Edward Abbey - Earth, Love It or Leave It - Two Cents PostageHow A Rusty Nail
Saved Me From A Life
Of John Wayne

I first encountered Ed Abbey in 1963 or '64, although I didn't know it at the time. I was ten years old, fooling around by the creek behind our house on a sunny afternoon when I stepped on a nail sticking up from an old board. Hopped back to the house, the doctor came, I got a tetanus shot and orders to stay indoors for awhile. Pretty boring, but at least the Saturday afternoon TV western was about to come on. Sounded promising, just the kind of blood & guts title to attract a ten year old kid... Lonely Are The Brave...

If you can be "radicalized" at ten, I guess that movie did it to me. The idealistic underdog, paradoxically breaking into jail; chased by the modern mechanized system, trying to escape into the natural world. Jeeps after horses, rifles shooting down helicopters. No happy endings, either. It stayed with me and gave me lots to think about.

I guess over the years Lonely Are The Brave has become a sort of black & white classic in the "offbeat western" category, even among those who've never heard of Abbey. You find people smiling and nodding as they remember it. There's a reference to it in the play True West by Sam Shepard, and Kirk Douglas, who financed and starred in the film, always cites it as his favorite role. Personally, I'm glad that week's western wasn't the standard horse opera.
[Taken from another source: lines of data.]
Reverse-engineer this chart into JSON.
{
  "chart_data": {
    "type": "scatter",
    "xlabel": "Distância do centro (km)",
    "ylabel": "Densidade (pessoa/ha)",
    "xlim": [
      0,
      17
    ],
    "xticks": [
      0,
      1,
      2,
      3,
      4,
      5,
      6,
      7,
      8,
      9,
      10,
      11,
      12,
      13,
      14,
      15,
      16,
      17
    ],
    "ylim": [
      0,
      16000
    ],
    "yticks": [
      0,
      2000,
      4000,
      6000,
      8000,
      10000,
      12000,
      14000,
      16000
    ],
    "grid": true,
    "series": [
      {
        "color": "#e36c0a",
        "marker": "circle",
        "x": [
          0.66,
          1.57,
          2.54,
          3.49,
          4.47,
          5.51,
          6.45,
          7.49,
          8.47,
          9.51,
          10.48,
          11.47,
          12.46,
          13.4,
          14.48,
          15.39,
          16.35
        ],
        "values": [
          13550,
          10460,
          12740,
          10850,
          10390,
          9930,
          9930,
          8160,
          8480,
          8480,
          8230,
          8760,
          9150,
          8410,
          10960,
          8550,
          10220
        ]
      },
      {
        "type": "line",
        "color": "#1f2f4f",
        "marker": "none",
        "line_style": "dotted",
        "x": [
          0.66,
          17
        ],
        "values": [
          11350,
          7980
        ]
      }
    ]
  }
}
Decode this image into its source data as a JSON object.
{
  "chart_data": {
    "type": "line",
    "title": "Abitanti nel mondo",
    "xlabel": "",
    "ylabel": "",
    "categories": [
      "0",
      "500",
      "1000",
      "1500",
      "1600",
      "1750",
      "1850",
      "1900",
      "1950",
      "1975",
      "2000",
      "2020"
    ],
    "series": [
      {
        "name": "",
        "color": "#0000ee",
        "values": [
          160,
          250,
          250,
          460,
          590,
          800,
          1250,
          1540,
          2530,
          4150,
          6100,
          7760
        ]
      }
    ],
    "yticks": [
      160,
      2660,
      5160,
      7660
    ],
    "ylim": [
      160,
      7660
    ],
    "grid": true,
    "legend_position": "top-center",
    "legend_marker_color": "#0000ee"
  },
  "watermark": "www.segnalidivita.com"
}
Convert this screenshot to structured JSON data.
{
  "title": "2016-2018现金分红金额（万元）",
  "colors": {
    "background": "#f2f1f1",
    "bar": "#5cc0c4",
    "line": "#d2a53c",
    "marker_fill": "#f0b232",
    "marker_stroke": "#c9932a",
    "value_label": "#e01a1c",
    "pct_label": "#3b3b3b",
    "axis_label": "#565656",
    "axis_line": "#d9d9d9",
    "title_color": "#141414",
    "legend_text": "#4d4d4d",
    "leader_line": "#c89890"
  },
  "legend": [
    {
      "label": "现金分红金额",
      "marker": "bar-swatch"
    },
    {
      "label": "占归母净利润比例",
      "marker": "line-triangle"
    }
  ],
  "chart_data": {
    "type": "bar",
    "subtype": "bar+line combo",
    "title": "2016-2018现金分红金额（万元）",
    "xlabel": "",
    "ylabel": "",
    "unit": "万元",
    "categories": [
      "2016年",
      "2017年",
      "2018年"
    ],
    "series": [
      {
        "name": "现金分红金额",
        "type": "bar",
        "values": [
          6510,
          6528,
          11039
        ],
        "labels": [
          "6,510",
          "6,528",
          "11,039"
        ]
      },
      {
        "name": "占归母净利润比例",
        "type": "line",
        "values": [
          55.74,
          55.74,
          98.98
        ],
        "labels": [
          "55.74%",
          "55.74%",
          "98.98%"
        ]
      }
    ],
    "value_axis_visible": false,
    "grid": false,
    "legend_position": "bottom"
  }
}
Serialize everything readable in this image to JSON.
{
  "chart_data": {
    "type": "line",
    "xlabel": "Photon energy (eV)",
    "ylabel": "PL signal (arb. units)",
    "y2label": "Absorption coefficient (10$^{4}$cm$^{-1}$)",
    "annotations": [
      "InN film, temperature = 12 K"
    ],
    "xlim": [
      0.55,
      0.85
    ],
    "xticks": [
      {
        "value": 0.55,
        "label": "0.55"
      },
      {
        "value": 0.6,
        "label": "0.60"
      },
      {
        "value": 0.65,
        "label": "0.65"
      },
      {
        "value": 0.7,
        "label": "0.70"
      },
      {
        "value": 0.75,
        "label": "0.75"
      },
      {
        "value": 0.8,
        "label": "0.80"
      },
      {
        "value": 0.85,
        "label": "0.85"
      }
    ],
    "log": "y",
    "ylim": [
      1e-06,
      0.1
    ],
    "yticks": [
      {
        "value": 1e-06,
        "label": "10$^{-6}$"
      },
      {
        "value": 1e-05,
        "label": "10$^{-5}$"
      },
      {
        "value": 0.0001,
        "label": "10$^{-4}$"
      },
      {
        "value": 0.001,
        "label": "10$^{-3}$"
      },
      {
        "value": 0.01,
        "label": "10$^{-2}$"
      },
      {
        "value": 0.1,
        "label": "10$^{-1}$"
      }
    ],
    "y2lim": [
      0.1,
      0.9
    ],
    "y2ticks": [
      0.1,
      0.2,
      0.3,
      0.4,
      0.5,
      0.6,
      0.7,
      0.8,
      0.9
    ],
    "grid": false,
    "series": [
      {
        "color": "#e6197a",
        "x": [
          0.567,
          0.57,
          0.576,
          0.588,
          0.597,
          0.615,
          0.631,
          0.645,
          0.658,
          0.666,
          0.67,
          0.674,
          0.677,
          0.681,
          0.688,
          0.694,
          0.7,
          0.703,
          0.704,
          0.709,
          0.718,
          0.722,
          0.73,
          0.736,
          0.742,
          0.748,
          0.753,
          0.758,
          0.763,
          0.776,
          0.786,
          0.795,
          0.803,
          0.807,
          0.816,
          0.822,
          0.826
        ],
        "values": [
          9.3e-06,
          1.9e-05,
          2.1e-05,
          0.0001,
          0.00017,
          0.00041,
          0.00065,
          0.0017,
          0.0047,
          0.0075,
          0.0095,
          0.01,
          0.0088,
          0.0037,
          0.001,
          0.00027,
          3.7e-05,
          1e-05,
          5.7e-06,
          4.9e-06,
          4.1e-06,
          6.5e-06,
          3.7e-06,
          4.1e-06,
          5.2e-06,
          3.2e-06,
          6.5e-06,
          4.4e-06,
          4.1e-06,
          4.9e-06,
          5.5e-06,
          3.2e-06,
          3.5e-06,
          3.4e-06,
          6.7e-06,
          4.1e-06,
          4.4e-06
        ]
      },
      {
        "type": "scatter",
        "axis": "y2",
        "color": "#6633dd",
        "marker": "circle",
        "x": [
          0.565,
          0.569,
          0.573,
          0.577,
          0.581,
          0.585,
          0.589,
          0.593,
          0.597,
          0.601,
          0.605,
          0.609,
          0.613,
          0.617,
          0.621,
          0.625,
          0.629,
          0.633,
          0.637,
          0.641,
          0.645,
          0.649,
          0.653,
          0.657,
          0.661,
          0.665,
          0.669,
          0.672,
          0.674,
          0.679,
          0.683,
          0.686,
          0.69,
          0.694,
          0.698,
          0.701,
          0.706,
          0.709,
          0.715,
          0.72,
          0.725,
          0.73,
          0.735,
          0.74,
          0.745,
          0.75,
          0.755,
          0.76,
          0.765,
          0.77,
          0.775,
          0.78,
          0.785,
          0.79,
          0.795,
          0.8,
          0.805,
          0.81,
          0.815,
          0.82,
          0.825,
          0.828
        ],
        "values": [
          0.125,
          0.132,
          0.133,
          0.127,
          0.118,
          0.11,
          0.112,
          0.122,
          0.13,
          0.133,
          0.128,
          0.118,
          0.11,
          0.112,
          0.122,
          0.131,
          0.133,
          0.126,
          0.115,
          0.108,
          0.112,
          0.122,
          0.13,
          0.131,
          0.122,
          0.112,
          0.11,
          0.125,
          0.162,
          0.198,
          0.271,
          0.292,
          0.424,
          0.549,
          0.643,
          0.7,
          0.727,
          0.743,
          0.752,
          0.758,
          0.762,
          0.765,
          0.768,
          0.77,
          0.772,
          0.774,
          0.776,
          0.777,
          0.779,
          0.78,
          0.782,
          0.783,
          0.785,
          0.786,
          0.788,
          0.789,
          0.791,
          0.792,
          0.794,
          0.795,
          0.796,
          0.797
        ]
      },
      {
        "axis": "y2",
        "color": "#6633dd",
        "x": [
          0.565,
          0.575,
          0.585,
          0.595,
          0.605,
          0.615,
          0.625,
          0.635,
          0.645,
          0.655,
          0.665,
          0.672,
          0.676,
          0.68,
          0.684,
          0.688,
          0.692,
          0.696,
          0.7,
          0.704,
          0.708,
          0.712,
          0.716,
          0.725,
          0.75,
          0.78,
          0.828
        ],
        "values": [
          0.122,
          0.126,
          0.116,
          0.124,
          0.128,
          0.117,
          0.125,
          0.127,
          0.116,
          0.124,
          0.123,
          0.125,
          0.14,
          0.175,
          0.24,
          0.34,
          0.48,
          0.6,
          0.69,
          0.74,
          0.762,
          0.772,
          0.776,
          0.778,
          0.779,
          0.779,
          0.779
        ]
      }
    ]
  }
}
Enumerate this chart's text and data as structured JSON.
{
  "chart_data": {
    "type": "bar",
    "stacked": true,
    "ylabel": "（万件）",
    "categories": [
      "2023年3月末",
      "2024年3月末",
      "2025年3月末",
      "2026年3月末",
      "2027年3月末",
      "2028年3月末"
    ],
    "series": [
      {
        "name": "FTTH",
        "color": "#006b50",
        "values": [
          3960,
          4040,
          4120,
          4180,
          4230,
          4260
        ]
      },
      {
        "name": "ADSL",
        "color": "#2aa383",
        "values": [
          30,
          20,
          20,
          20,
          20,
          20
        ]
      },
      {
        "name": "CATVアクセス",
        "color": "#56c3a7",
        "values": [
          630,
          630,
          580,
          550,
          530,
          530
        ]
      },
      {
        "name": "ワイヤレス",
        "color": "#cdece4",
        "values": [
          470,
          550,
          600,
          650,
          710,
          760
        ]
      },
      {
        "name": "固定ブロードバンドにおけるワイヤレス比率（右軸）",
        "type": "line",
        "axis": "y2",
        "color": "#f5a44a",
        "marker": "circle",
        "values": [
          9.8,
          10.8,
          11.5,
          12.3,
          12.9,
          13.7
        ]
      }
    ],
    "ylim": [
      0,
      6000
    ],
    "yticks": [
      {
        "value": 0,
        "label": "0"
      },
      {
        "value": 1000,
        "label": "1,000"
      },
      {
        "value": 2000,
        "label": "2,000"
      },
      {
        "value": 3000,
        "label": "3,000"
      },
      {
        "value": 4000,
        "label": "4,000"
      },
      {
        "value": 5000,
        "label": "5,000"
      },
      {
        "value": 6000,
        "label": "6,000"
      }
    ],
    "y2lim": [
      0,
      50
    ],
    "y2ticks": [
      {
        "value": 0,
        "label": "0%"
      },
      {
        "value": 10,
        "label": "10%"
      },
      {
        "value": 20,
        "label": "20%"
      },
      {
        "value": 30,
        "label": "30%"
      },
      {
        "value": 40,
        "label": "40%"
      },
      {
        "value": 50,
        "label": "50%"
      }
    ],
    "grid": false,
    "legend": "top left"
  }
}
A few years later, I read Desert Solitaire. It got me thinking more, and hiking. Eventually I connected, with delight, the author of the source of my old favorite movie with the author of that great book of essays, and went on to read everything I could find by him.

This postage stamp started out as a black & white photo accompanying a eulogy by ecologist Peter Warshall on page 114 of the Summer 1989 issue of Whole Earth Review. The photo was credited to a "Suzi Moore" - Ed's oft-mentioned daughter, with a married name? I added the colors, type and postage stamp accoutrements with Adobe Photoshop, part of a series of postage stamp portraits of people I admire. If you wish, you can see more (once I get them finished and up there!) at my (Cob)Web Site.

The price of the stamp is, of course, the amount of his that Ed Abbey was always willing to pitch in.